In my friend’s article on Tolkien, he adduced a rather curious point against Lord of the Rings: hardly any of the protagonists died. At first blush, this struck me as a fine absurdity! Annoyed by a dearth of death! Fie! One ought to be more prone to criticize a work because too many of the characters die, as we see in George R. R. Martin’s Song of Ice and Fire. Or are we to consider killing off beloved characters a virtue? (Perhaps, if the story goes on for far too long, as in Sherlock Holmes, but we know how Sir Arthur Conan Doyle’s attempt to kill off Sherlock Holmes ended!) Yet, below J D Thomp’s article, a commentator expressed aggreeance with his criticism! This forces me to give the idea serious consideration.
There used to be an excellent WWII show called Combat!, where the writers would throw darts at a board with the characters’ pictures to see which character should die in a particular episode. The fact that one’s favorite character could die at any moment created a great sense of realism in that show; however, a similar callousness seems inappropriate in an epic fantasy or, rather, this epic fantasy. A writer must pick what truths he wishes to examine in a book, and the mortality rate on a medieval battlefield or on a desperate journey does not concern Tolkien. But, I will say that casualties among well armored persons, as our heroes were during the major battles of the work, were indeed very low in the Middle Ages. Otherwise, I expect that Medieval noblemen would have had the same attitude to war as Hemingway and the other Lost Generation writers.
You can bet they’re all having the time of their lives!

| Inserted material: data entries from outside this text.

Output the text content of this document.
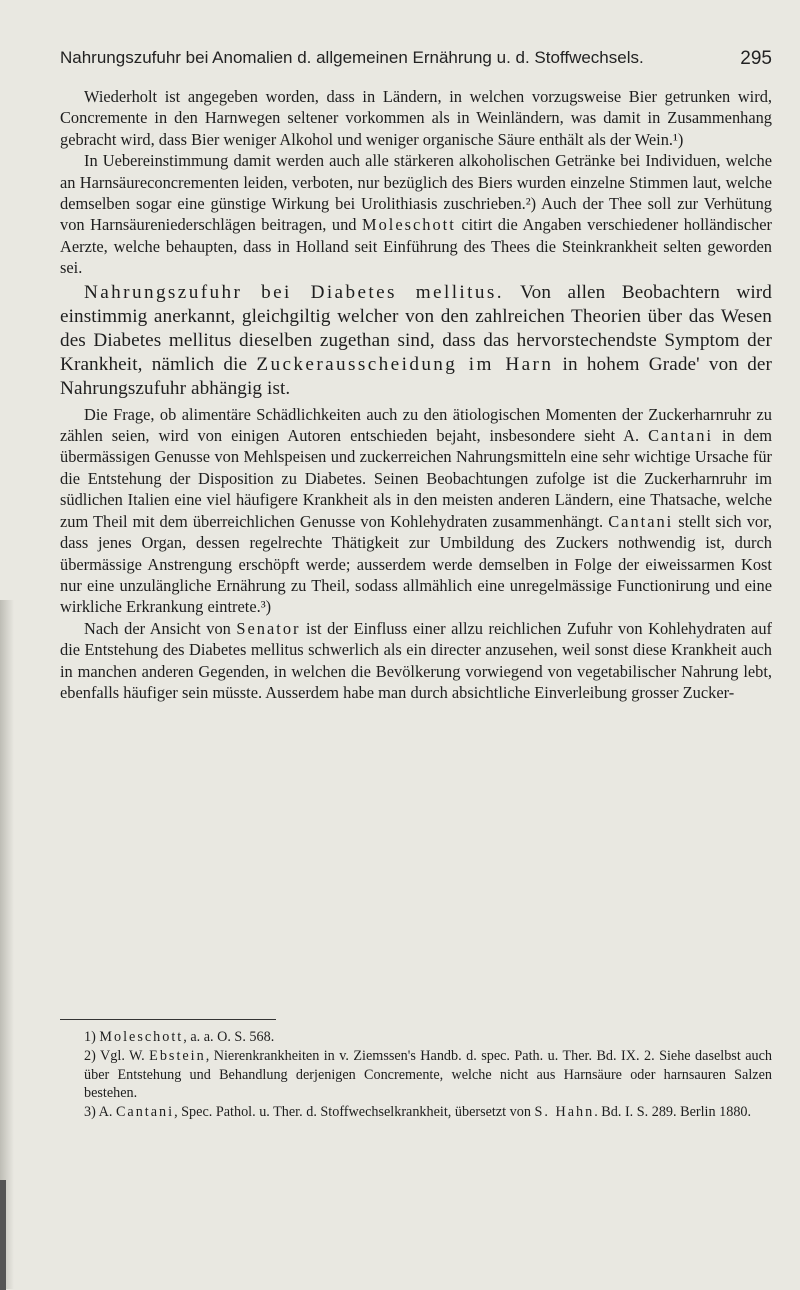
Nahrungszufuhr bei Anomalien d. allgemeinen Ernährung u. d. Stoffwechsels.	295

Wiederholt ist angegeben worden, dass in Ländern, in welchen vorzugsweise Bier getrunken wird, Concremente in den Harnwegen seltener vorkommen als in Weinländern, was damit in Zusammenhang gebracht wird, dass Bier weniger Alkohol und weniger organische Säure enthält als der Wein.¹)

In Uebereinstimmung damit werden auch alle stärkeren alkoholischen Getränke bei Individuen, welche an Harnsäureconcrementen leiden, verboten, nur bezüglich des Biers wurden einzelne Stimmen laut, welche demselben sogar eine günstige Wirkung bei Urolithiasis zuschrieben.²) Auch der Thee soll zur Verhütung von Harnsäureniederschlägen beitragen, und Moleschott citirt die Angaben verschiedener holländischer Aerzte, welche behaupten, dass in Holland seit Einführung des Thees die Steinkrankheit selten geworden sei.

Nahrungszufuhr bei Diabetes mellitus. Von allen Beobachtern wird einstimmig anerkannt, gleichgiltig welcher von den zahlreichen Theorien über das Wesen des Diabetes mellitus dieselben zugethan sind, dass das hervorstechendste Symptom der Krankheit, nämlich die Zuckerausscheidung im Harn in hohem Grade' von der Nahrungszufuhr abhängig ist.

Die Frage, ob alimentäre Schädlichkeiten auch zu den ätiologischen Momenten der Zuckerharnruhr zu zählen seien, wird von einigen Autoren entschieden bejaht, insbesondere sieht A. Cantani in dem übermässigen Genusse von Mehlspeisen und zuckerreichen Nahrungsmitteln eine sehr wichtige Ursache für die Entstehung der Disposition zu Diabetes. Seinen Beobachtungen zufolge ist die Zuckerharnruhr im südlichen Italien eine viel häufigere Krankheit als in den meisten anderen Ländern, eine Thatsache, welche zum Theil mit dem überreichlichen Genusse von Kohlehydraten zusammenhängt. Cantani stellt sich vor, dass jenes Organ, dessen regelrechte Thätigkeit zur Umbildung des Zuckers nothwendig ist, durch übermässige Anstrengung erschöpft werde; ausserdem werde demselben in Folge der eiweissarmen Kost nur eine unzulängliche Ernährung zu Theil, sodass allmählich eine unregelmässige Functionirung und eine wirkliche Erkrankung eintrete.³)

Nach der Ansicht von Senator ist der Einfluss einer allzu reichlichen Zufuhr von Kohlehydraten auf die Entstehung des Diabetes mellitus schwerlich als ein directer anzusehen, weil sonst diese Krankheit auch in manchen anderen Gegenden, in welchen die Bevölkerung vorwiegend von vegetabilischer Nahrung lebt, ebenfalls häufiger sein müsste. Ausserdem habe man durch absichtliche Einverleibung grosser Zucker-

1) Moleschott, a. a. O. S. 568.

2) Vgl. W. Ebstein, Nierenkrankheiten in v. Ziemssen's Handb. d. spec. Path. u. Ther. Bd. IX. 2. Siehe daselbst auch über Entstehung und Behandlung derjenigen Concremente, welche nicht aus Harnsäure oder harnsauren Salzen bestehen.

3) A. Cantani, Spec. Pathol. u. Ther. d. Stoffwechselkrankheit, übersetzt von S. Hahn. Bd. I. S. 289. Berlin 1880.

In a prior post, I mentioned how themes of mercy, providence, and sin abound in Lord of the Rings. It does not make Providence look very provident if Gimli (when cut off at Helm’s Deep), Pippin (in fighting the Black Rider), Gandalf (in Moria), Sam (Mordor), and Frodo (Mordor) all end up dead by the end of the book, does it? (Of course, if one wishes to examine the problem of evil, so many deaths is quite appropriate.) There were ample opportunities for all of these characters to die! As for the Deus Ex Machina rescue of Sam and Frodo, that fits in with the above three themes. “Blessed are the merciful, for they shall be shown mercy.” As Frodo spared Gollum’s life despite Sam’s urging to kill him, it is no wonder that Frodo should be providently rescued. If the ring represents sin, salvation is naturally found when sin is destroyed–and the advent of salvation is as marvelous as it is unexpected!
I should adduce one more thing for consideration. I have written the first draft of a novel, where one of my favorite characters dies–and relatively early in the work. Note my wording: “where one of my favorite characters dies.” Does this not sound altogether passive? That’s because it is so. In the story in my mind, I simply saw Thord dying in that battle. To write otherwise would be false to the story. It would not surprise me if Tolkien faithfully passed on a story he felt that he was given.
I want a library like that.
And should this make us upset? No! When a great character should die, let him die and take a piece of our hearts with him. If a great character lives, let us rejoice that he obtains the glory and peace due to him.